Certes, il y a dans le roman de Teulé comme dans son adaptation bd des vérités historiques évidentes. Mais il y a surtout la volonté de faire de Baudelaire, à partir de SES vérités, un personnage imaginaire, fictif, au service en quelque sorte du seul égo d’un écrivain contemporain…
Vous l’aurez compris, le roman m’avait vraiment déplu. Un texte fait par un faiseur, pas grand-chose de plus…
Mais j’espérais que la bande dessinée, elle, allait oser s’approcher de plus près du personnage central, axial du récit.
Qu’en est-il ?…
Eh bien, puisque Jean Teulé y a participé, scénaristiquement parlant, tous les défauts du roman s’y retrouvent. Puisque l’écrivain n’a rien compris des gouffres dans lesquels vivait Baudelaire, il est normal que les adaptateurs bd fassent de même. Malheureusement…
Cela dit, le dessin et le découpage ne sont pas mauvais et se révèlent graphiquement efficaces, même si on se perd un peu dans la « reconnaissance » des personnages secondaires. Il y a de très intéressantes références à l’art de l’époque de Baudelaire (qui fut d’ailleurs un critique artistique à relire aujourd’hui !). Il y a aussi un regard, en dessin, sur le vrai et le faux, qui aurait pu dépasser la seule peinture et s’étendre à la littérature, par exemple…
Il y a aussi, une approche graphique qui louche du côté d’Yslaire !… Et je le regrette, parce que les Gelli ont un vrai talent pictural…
Graphiquement, donc, ce n’est pas un échec, mais ce n’est pas non plus la réussite que j’espérais… Surtout dans ces apparitions soudaines de sublimes poèmes de Baudelaire illustrés d’une façon abstraite qui dénote dans l’ensemble de l’album.
En guise de conclusion, permettez-moi de recopier ici une phrase dite par Nadar, en page 126, et qui, à mon sens, résume très exactement l’approche de Baudelaire par Teulé : « … je plains ceux qi le jugent sur ses seules apparences » !

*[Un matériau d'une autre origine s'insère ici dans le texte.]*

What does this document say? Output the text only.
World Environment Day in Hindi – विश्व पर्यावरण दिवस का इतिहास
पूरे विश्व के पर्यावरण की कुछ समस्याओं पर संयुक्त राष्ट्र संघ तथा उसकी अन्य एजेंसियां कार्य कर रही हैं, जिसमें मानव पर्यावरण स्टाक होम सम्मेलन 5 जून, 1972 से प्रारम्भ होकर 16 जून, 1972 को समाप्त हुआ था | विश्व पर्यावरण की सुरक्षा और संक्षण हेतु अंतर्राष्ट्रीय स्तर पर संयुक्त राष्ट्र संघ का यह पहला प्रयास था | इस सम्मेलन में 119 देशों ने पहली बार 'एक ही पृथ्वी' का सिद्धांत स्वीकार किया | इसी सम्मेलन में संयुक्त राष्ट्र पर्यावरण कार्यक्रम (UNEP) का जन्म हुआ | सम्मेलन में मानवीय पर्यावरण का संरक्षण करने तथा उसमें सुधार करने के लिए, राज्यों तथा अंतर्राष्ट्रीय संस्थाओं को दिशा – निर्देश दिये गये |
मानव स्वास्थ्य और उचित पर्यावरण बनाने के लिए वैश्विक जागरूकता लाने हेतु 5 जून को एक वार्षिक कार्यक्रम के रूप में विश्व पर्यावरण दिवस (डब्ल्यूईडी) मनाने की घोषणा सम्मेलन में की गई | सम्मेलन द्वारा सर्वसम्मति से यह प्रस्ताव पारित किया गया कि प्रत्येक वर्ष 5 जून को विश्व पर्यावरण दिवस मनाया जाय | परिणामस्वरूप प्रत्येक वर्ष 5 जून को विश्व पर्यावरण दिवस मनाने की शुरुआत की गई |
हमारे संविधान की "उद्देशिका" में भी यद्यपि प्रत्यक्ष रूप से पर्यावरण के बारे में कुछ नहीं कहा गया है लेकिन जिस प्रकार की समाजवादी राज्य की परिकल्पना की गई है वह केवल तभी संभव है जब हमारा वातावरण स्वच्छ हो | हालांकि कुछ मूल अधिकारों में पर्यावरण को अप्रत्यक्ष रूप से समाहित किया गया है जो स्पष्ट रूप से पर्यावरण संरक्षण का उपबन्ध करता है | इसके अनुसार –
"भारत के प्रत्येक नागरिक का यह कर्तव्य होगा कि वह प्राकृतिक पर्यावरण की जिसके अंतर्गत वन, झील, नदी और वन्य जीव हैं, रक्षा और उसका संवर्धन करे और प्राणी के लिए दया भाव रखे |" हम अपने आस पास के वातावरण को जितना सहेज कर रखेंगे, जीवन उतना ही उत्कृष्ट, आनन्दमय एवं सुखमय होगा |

Je plains donc, profondément, Jean Teulé…
Et je ne peux que vous conseiller de vous jeter à cœur et à corps perdu dans les écrits de Baudelaire, et chez Yslaire qui, lui, a pénétré réellement dans un univers essentiel à la littérature universelle… Suivez ces deux liens qui conduisent à des chroniques très différentes de celle-ci : « Mademoiselle Baudelaire » et « Les Fleurs du Mal ».
Jacques et Josiane Schraûwen
Crénom, Baudelaire ! – tome 1. Jeanne (auteurs : Dominique et Tino Gelli, d’après le roman de Jean Teulé – éditeur : Futuropolis – 2023 – 160 pages)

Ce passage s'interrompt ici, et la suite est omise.